Common Misconceptions about Design Thinking
There’s a misconception that design thinking is just that, thinking. But true design thinking also involves doing. Consider the steps of design thinking:
- Define
- Iterate
- Prototype
- Test
As you can imagine, design thinking is inherently active. You’re creating a prototype, testing it in the field, and then making improvements. It’s these follow-through actions that allow us to bring our design solutions to life and ultimately make the process so fruitful.
Yet another misconception about design thinking is that it’s only for designers, and that couldn’t be more wrong. Design thinking is for everyone. It’s not about painting or sculpting or drawing. In fact, if you’ve ever solved a problem, you are a designer — and design thinking is for you.
LIFT’s Design Thinking Experience Runs Deep
It’s important to note that, ideally, there’d be a convening professional organization dedicated to purposefully bringing otherwise disjointed industry professionals together around a common goal to solve complex healthcare design challenges. And we’re vying for that.
In the meantime, LIFT has its own design thinking practice with offerings that can be tailored to any multidisciplinary group. We’ll bring our refined set of tools — like our proprietary Solution Design Praxis — to you to solve even your most formidable challenges and unite even the most disparate stakeholders.
Moreover, our design thinking experience can be applied many ways to suit your needs. For example, we can run an entire workshop or we can assist you as you pull together one of your own. And everything can be face-to-face or digital at your request.
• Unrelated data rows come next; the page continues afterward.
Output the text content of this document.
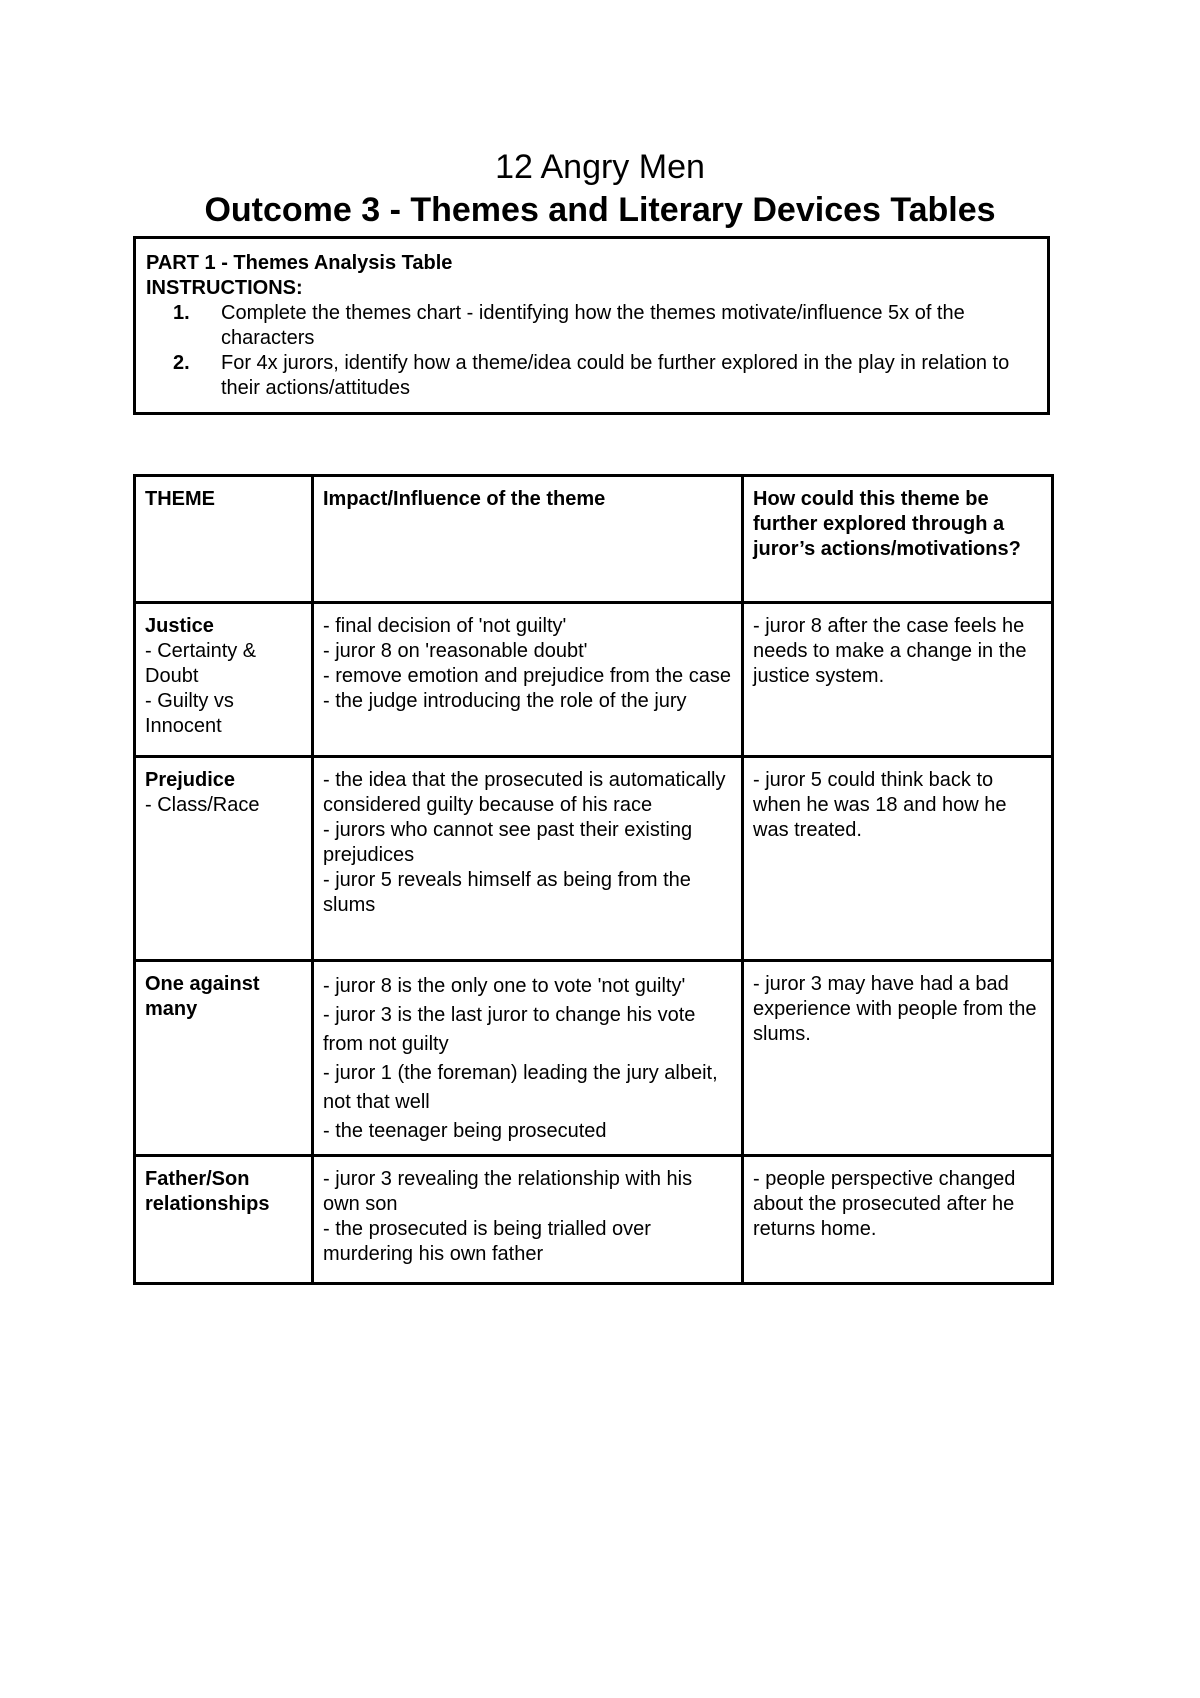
12 Angry Men
Outcome 3 - Themes and Literary Devices Tables
PART 1 - Themes Analysis Table
INSTRUCTIONS:
1. Complete the themes chart - identifying how the themes motivate/influence 5x of the characters
2. For 4x jurors, identify how a theme/idea could be further explored in the play in relation to their actions/attitudes
THEME	Impact/Influence of the theme	How could this theme be further explored through a juror’s actions/motivations?

Justice
- Certainty & Doubt
- Guilty vs Innocent	- final decision of 'not guilty'
- juror 8 on 'reasonable doubt'
- remove emotion and prejudice from the case
- the judge introducing the role of the jury	- juror 8 after the case feels he needs to make a change in the justice system.

Prejudice
- Class/Race	- the idea that the prosecuted is automatically considered guilty because of his race
- jurors who cannot see past their existing prejudices
- juror 5 reveals himself as being from the slums	- juror 5 could think back to when he was 18 and how he was treated.

One against many	- juror 8 is the only one to vote 'not guilty'
- juror 3 is the last juror to change his vote from not guilty
- juror 1 (the foreman) leading the jury albeit, not that well
- the teenager being prosecuted	- juror 3 may have had a bad experience with people from the slums.

Father/Son relationships	- juror 3 revealing the relationship with his own son
- the prosecuted is being trialled over murdering his own father	- people perspective changed about the prosecuted after he returns home.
The LIFT Difference: End-to-end Healthcare Industry Knowledge and Context
Despite the fact that design thinking isn’t exclusive to the healthcare industry, you need a partner like LIFT, immersed in your world, to facilitate your design thinking workshop. A design thinking generalist just won’t cut it.
Why? Because designing solutions with the actual experience of the end user, the patient, in mind is relatively new in healthcare. Also, healthcare stakeholders know their margins are razor thin — they’re often tempted to stick to the status quo. As a result, proctoring a design thinking workshop for the healthcare industry can be an uphill battle, pushing against accepted industry norms.
LIFT has the proper context. We know the issues and dynamics unique to the healthcare ecosystem. We’ll overcome resistance to demystify patient-focused healthcare solutions even the most skeptical stakeholder can grasp.